À l’approche de l’automne, nombreux sont ceux qui prennent leur sécateur pour préparer leur jardin à l’hiver. Une routine bien ancrée… mais parfois risquée. Si vous avez un cerisier dans votre verger, attention : une erreur fréquente au moment de la taille pourrait compromettre toute votre future récolte. Mieux vaut éviter de tailler au mauvais moment, et voici pourquoi.
Pourquoi il ne faut jamais tailler un cerisier en septembre
Le cerisier est un arbre apprécié pour ses fleurs printanières et ses fruits sucrés. Mais c’est aussi un arbre très sensible. Et contrairement à d’autres fruitiers, il ne supporte pas bien une taille automnale.
En septembre, l’arbre entre dans une phase de repos. Ses ressources internes se déplacent vers les racines pour se préparer à l’hiver. Une coupe à ce moment-là ? C’est comme ouvrir une blessure sans donner le temps au corps de la guérir.
Voici les risques lorsqu’on taille un cerisier à l’automne :
- Mauvaise cicatrisation : les plaies mettent longtemps à se refermer, voire pas du tout.

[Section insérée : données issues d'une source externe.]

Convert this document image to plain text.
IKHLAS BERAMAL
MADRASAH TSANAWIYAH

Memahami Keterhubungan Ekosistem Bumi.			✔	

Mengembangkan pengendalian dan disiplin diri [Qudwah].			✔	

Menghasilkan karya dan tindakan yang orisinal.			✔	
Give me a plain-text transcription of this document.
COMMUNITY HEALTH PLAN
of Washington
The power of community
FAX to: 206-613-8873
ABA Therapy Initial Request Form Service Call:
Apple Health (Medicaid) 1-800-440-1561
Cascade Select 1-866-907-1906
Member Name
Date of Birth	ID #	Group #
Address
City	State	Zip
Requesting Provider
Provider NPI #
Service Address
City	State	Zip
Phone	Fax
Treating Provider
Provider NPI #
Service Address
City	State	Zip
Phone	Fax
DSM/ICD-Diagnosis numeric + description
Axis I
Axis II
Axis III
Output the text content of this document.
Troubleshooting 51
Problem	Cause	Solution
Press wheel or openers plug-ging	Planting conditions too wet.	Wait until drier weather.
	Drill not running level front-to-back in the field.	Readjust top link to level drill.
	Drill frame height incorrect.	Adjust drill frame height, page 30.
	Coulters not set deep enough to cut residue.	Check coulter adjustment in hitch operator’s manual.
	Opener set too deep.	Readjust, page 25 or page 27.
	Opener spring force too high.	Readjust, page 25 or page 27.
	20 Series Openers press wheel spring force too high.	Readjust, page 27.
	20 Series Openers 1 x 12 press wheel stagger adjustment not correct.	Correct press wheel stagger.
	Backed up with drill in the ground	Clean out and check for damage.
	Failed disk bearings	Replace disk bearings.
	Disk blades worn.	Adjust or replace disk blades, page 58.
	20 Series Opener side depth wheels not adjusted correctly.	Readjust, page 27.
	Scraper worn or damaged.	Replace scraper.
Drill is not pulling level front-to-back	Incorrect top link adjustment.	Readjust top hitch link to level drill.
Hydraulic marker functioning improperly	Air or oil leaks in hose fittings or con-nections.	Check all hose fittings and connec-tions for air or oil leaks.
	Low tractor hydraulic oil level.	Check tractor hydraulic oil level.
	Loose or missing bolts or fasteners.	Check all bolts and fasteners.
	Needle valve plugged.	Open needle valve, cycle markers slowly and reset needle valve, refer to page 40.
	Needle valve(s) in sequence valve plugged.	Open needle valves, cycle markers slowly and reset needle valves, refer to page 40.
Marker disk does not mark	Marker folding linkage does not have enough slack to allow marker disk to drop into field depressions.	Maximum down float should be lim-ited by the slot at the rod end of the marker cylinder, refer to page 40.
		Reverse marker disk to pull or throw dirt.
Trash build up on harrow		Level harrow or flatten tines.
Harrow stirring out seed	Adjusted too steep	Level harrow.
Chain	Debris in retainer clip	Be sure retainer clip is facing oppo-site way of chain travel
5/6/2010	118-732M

- Propagation de maladies : des champignons peuvent infecter les coupes, comme la maladie du plomb, redoutée des jardiniers.
- Affaiblissement de l’arbre : il dépense son énergie inutilement, ce qui le rend vulnérable au froid et met en péril la floraison suivante.
Le moment idéal pour tailler un cerisier
La période la plus sûre pour entretenir votre cerisier, c’est juste après la récolte, entre juillet et le début du mois d’août. L’arbre est encore actif, plein de sève, et peut ainsi cicatriser plus rapidement.
Voici ce que vous pouvez faire pendant cette fenêtre :
- Supprimer les branches mortes ou atteintes par une maladie.
- Aérer la ramure pour laisser entrer la lumière au centre de l’arbre.
- Raccourcir les branches qui deviennent trop longues ou qui s’affaissent.
Et si vous avez raté cette période ? Il vaut mieux attendre la fin de l’hiver, juste avant le réveil des bourgeons. Privilégiez alors une taille légère, avec le même objectif : entretien et vitalité.
D’autres arbres à épargner en septembre
Le cerisier n’est pas le seul à devoir être taillé avec prudence. D’autres arbres fruitiers, souvent cultivés dans nos jardins, réagissent également mal aux tailles automnales.
Voici ceux qu’il vaut mieux laisser tranquilles en septembre :
- Le figuier : sa sève ralentit tôt en saison, et toute taille provoque des écoulements.
- Le noyer : très sensible aux blessures, il préfère clairement qu’on le taille en fin d’hiver.
Ces espèces ont besoin de conserver toute leur énergie pour affronter l’hiver. Une coupe mal placée pourrait les affaiblir durablement.
Les fruitiers qui acceptent bien une taille de fin d’été
Heureusement, tous les arbres ne sont pas aussi capricieux. Certains supportent, voire apprécient, une taille légère à la fin de l’été ou au début de l’automne :
- Le pêcher : la taille stimule la formation de nouveaux rameaux fructifères.
- L’abricotier : une coupe permet d’éclaircir le centre et de supprimer les branches inutiles.
- Le prunier, le pommier et le poirier : à condition de faire des coupes discrètes et bien placées.
Dans ces cas-là, la taille peut renforcer la bonne santé des arbres et les préparer à une meilleure fructification l’année suivante.
Adaptez votre taille au rythme de chaque arbre
En jardinage, il n’y a pas de règle universelle. Chaque espèce, chaque variété, a son propre cycle, ses propres besoins. C’est en respectant ce rythme naturel que vous verrez votre verger s’épanouir en beauté.
Avant de prendre le sécateur, demandez-vous : est-ce vraiment le bon moment ? Observez votre arbre, regardez la vigueur de ses rameaux, sa santé générale… Et rappelez-vous :
Un cerisier bien traité en été vous le rendra au centuple avec une pluie de cerises sucrées au printemps suivant.